Including costs related to installing anti-theft software systems and payments for other anti-theft measures, the total settlement cost could be slightly more or less than $200 million, depending on the number of co-owners.

The vehicles in question, 2015-2019 Hyundai and Kia models, such as the Hyundai Santa Fe, Tucson, Kia Forte, and Sportage, when equipped with a ready ignition—as opposed to cars that only require a button to start—are twice as likely to be stolen than other vehicles of the same type. Age group.

Many of these vehicles lack some of the basic auto theft-prevention technology built into most other vehicles, even in those years, according to the Highway Data Institute, an industry group that tracks insurance statistics.
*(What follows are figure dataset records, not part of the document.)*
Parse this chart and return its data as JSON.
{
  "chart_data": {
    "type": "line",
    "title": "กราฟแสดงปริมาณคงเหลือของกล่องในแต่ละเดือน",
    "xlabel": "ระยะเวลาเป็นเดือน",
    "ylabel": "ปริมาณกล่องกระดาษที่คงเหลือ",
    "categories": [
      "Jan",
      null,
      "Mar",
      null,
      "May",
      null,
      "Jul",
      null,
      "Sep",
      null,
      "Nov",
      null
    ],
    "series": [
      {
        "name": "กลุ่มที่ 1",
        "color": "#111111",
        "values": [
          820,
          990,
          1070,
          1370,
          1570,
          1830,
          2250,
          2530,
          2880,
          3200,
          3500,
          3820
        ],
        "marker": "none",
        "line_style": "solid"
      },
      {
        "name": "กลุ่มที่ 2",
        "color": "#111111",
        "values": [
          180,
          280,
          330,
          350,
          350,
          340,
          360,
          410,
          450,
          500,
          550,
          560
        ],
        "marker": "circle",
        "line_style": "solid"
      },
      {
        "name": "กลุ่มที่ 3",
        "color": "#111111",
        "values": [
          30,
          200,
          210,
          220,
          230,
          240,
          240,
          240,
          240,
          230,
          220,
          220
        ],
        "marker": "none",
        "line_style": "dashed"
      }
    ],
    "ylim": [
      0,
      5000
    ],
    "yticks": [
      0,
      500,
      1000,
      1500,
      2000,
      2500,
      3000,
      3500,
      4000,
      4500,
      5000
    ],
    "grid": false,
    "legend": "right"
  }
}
The method of theft, which involves using a USB cable to start the car, has gone viral through social media, especially TikTok.
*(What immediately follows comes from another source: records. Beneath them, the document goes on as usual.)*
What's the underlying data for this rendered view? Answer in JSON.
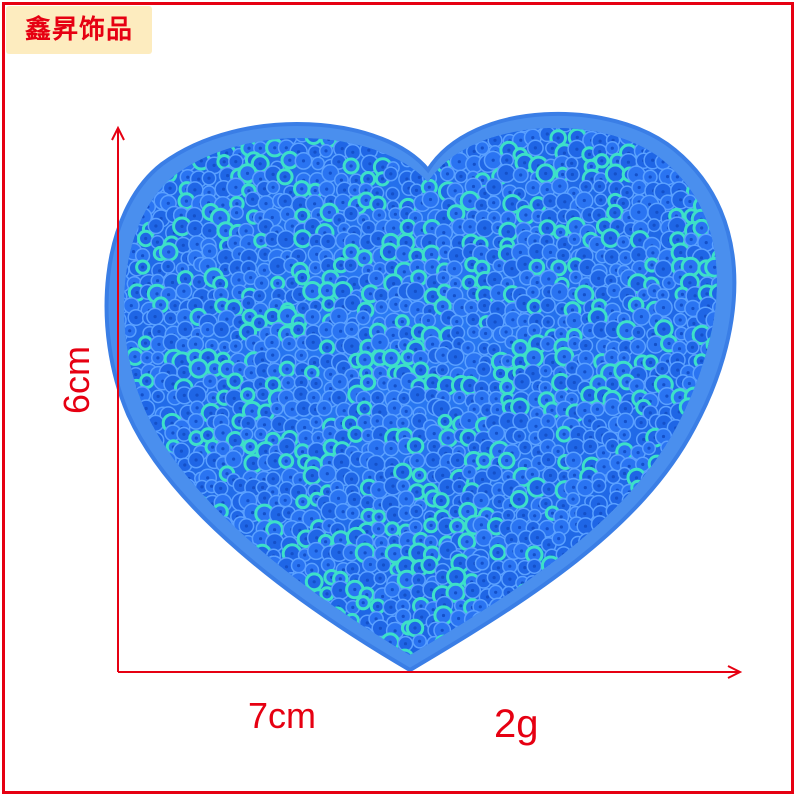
{
  "brand": {
    "name": "鑫昇饰品"
  },
  "product": {
    "shape": "heart",
    "material": "sequins",
    "color": "#1e6ff0"
  },
  "dimensions": {
    "height": "6cm",
    "width": "7cm",
    "weight": "2g"
  },
  "colors": {
    "accent": "#e60012",
    "brand_bg": "#fdecbf",
    "sequin_blue": "#1e6ff0",
    "sequin_cyan": "#3de0c8"
  }
}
“We believe this settlement offers comprehensive and welcome class relief that will serve as a lesson to automakers not to overlook integrated core safety features,” Roland Telles of the law firm Baron & Budd said in a statement.

Hyundai and Kia operate as two separate companies in the United States, but the Hyundai Motor Group owns a significant stake in Kia, and many Hyundai and Kia models share much of their engineering.

“This agreement is the latest step in a series of important measures, in addition to providing a free security software upgrade and distribution of more than 65,000 steering wheel locks, that Kia has taken to help customers whose vehicles have been targeted by criminals using common theft tactics on social media,” he said. John Yun, Chief Legal Officer, Kia Motors America, in a statement.

Automakers have already taken other steps to try to stem the tide of thefts. They have created a software patch to try and fix the problem. The patch installs for free on the models that need it, with software that requires a physical key in the ignition to start the vehicle. The software will also prevent the vehicle from starting after the doors are locked using the key fob remote control. The car will need to be unlocked before you can start it.

The program extends the length of the alarm sound from 30 seconds to a full minute. Hyundai dealers will also place stickers on the windows stating that anti-theft software is installed in the vehicle.

As part of the agreement, anti-theft software will now be installed automatically with any dealer service appointment without the owner having to specifically request it.

Under the terms of the settlement, vehicle owners who are unable to obtain the software upgrade for any reason are entitled to reimbursement of up to $300 for the installation of a break-glass alarm, anti-theft system, steering wheel lock, or other. Products or modification to deter theft.

“We appreciate the opportunity to provide additional support to our owners who have been affected by the increased and ongoing criminal activity targeting our vehicles,” Jason Earp, Hyundai Motor North America’s chief legal officer, said in a statement.